Isothermal forging supports forging superalloys and other materials with a low forgeability. Mechanical properties of some metals may vary greatly across small temperature ranges, so isothermal forging may eliminate problems associated when manufacturing with these materials, particularly complex parts. This process is also called hot die forging.
A hot working process, isothermal forging attempts to maintain the workpiece at its maximum elevated temperature throughout the entire operation by heating the die to or slightly below the starting workpiece’s temperature. Forces exerted by the die form the part, eliminating workpiece cooling between the mold work interface, greatly improving the metal’s flow characteristics.
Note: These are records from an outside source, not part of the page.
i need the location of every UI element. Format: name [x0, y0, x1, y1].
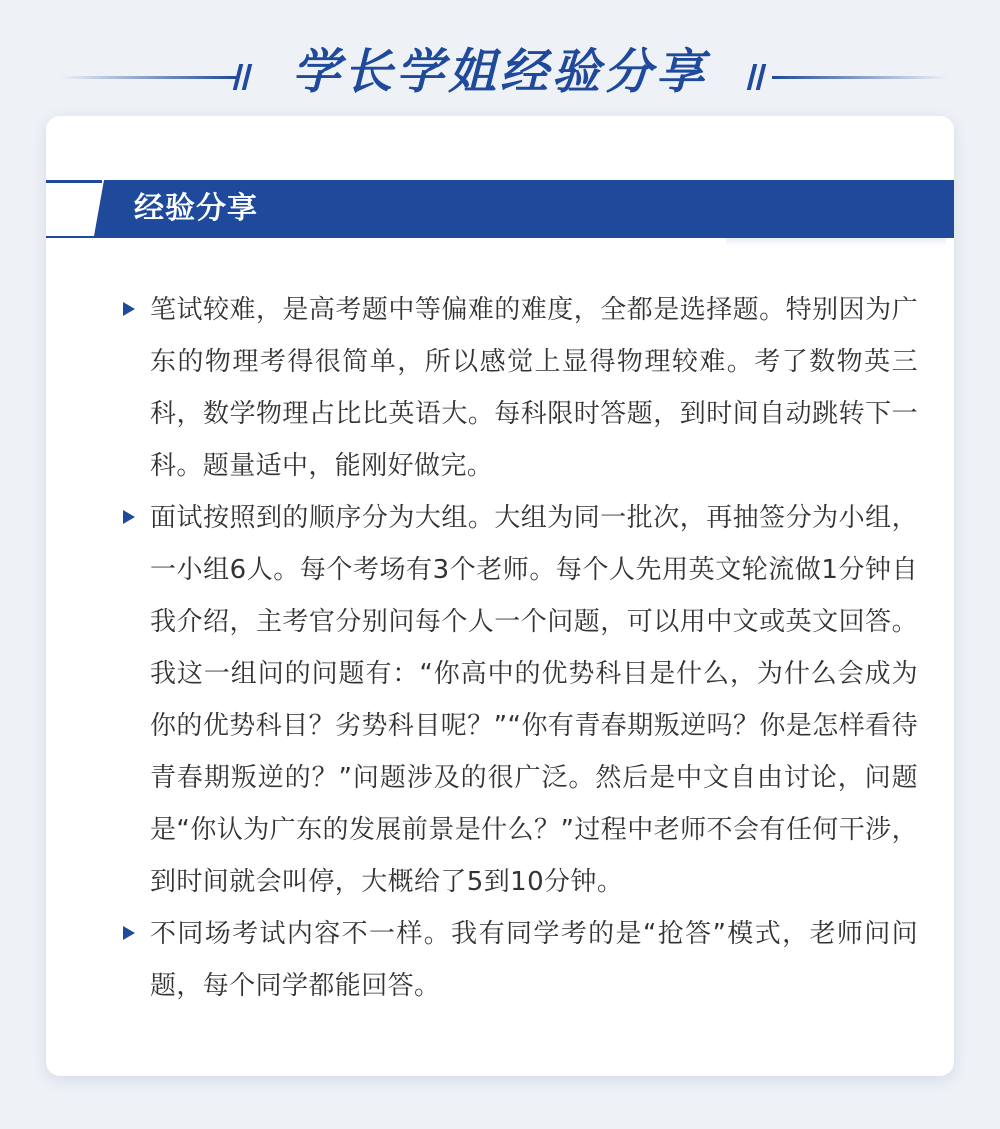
list-item — [118, 908, 918, 1012]
list-item-text: 不同场考试内容不一样。我有同学考的是“抢答”模式，老师问问题，每个同学都能回答。 — [150, 919, 918, 1001]
list-item-text: 面试按照到的顺序分为大组。大组为同一批次，再抽签分为小组，一小组6人。每个考场有3个老师。每个人先用英文轮流做1分钟自我介绍，主考官分别问每个人一个问题，可以用中文或英文回答。我这一组问的问题有：“你高中的优势科目是什么，为什么会成为你的优势科目？劣势科目呢？”“你有青春期叛逆吗？你是怎样看待青春期叛逆的？”问题涉及的很广泛。然后是中文自由讨论，问题是“你认为广东的发展前景是什么？”过程中老师不会有任何干涉，到时间就会叫停，大概给了5到10分钟。 — [150, 503, 918, 897]
content-card — [46, 116, 954, 1076]
section-title: 经验分享 — [134, 191, 258, 226]
banner-shadow — [726, 238, 946, 246]
double-slash-icon — [748, 64, 768, 90]
list-item — [118, 492, 918, 908]
double-slash-icon — [234, 64, 254, 90]
experience-list — [118, 284, 918, 1012]
triangle-right-icon — [123, 302, 135, 316]
page-title: 学长学姐经验分享 — [291, 44, 708, 100]
banner-accent — [46, 180, 102, 183]
triangle-right-icon — [123, 510, 135, 524]
triangle-right-icon — [123, 926, 135, 940]
page-header — [0, 0, 1000, 118]
list-item-text: 笔试较难，是高考题中等偏难的难度，全都是选择题。特别因为广东的物理考得很简单，所以感觉上显得物理较难。考了数物英三科，数学物理占比比英语大。每科限时答题，到时间自动跳转下一科。题量适中，能刚好做完。 — [150, 295, 918, 481]
header-divider-right — [772, 76, 948, 79]
section-banner — [46, 180, 954, 238]
header-divider-left — [60, 76, 236, 79]
list-item — [118, 284, 918, 492]
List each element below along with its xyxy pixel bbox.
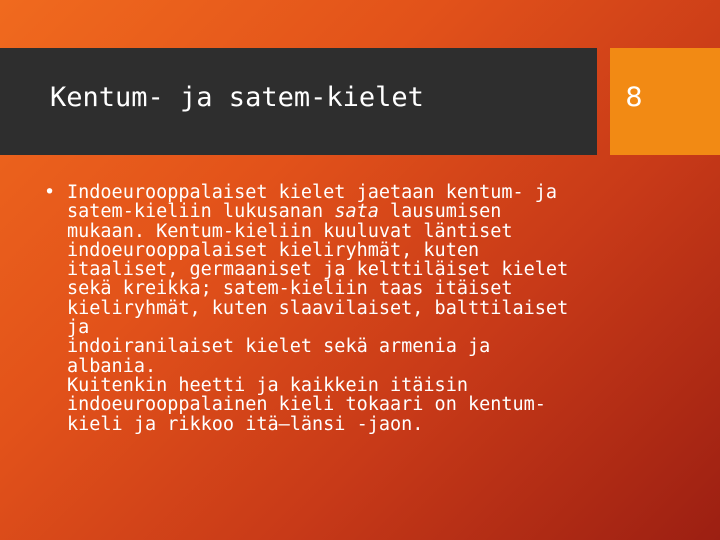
emphasis-word: sata — [334, 201, 379, 223]
text-line: sekä kreikka; satem-kieliin taas itäiset — [67, 278, 513, 300]
text-line: indoeurooppalaiset kieliryhmät, kuten — [67, 239, 480, 261]
bullet-icon: • — [44, 182, 56, 203]
slide-title: Kentum- ja satem-kielet — [50, 82, 424, 113]
text-line: Indoeurooppalaiset kielet jaetaan kentum- ja — [67, 182, 558, 203]
text-line: satem-kieliin lukusanan sata lausumisen — [67, 201, 502, 223]
bullet-item — [44, 183, 584, 434]
text-line: mukaan. Kentum-kieliin kuuluvat läntiset — [67, 220, 513, 242]
text-line: Kuitenkin heetti ja kaikkein itäisin — [67, 374, 468, 396]
text-line: kieliryhmät, kuten slaavilaiset, balttilaiset ja — [67, 297, 569, 339]
text-line: itaaliset, germaaniset ja kelttiläiset kielet — [67, 259, 569, 281]
page-number-box — [610, 48, 720, 155]
text-line: indoeurooppalainen kieli tokaari on kentum- — [67, 394, 546, 416]
page-number: 8 — [625, 82, 643, 113]
text-line: indoiranilaiset kielet sekä armenia ja albania. — [67, 336, 491, 377]
text-line: kieli ja rikkoo itä–länsi -jaon. — [67, 413, 424, 435]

Isothermal forging may or may not be performed in a vacuum.
“These are typically high tonnage machines that must move at a wide speed range, including velocities down to 0.5mm per minute to generate a precise strain rate curve required to form these parts,” Goodwin explains.
Powder compaction equipment supports blending metals to achieve certain properties by taking raw materials and turning them into a hybrid powder. After hydraulic presses compact the powder to a specific force, the powder is heated and forged to create a special hybrid piece.
“With powder compaction, aerospace manufacturers spin a powdered material at thousands of rpms while heating it to specified temperatures. The process produces two different metals: a lower-cost metal at its base and a very high-cost metal at its skin. The process then compacts the two layers of powder together and uses this as a raw material to forge into a final multilayered piece,” Goodwin explains.
Ajax-CECO-Erie Press offers a variety of designs to accommodate compaction processes for powder metal, ceramics, and carbon anodes.
Metal forming’s future
With all the demands placed on aerospace manufacturers for lighter, stronger materials and greater efficiency, innovation must be a priority, even within metal forming.
Having a partner who can provide a wide range of specialized, high-tonnage machinery, along with the ability to customize, can be critical to ongoing success. Because metal forming providers such as Ajax-CECO-Erie Press continue to invest in innovation, such a partnership can also provide an edge in future applications.
“In the next 5 to 10 years, instead of hydraulic drives, we expect electric presses driven by geared servo motors and larger roller screws to become increasingly important to aerospace manufacturers for any application that is sensitive to oil leaks or where precise control is required. So, we are developing the technology today,” Goodwin concludes.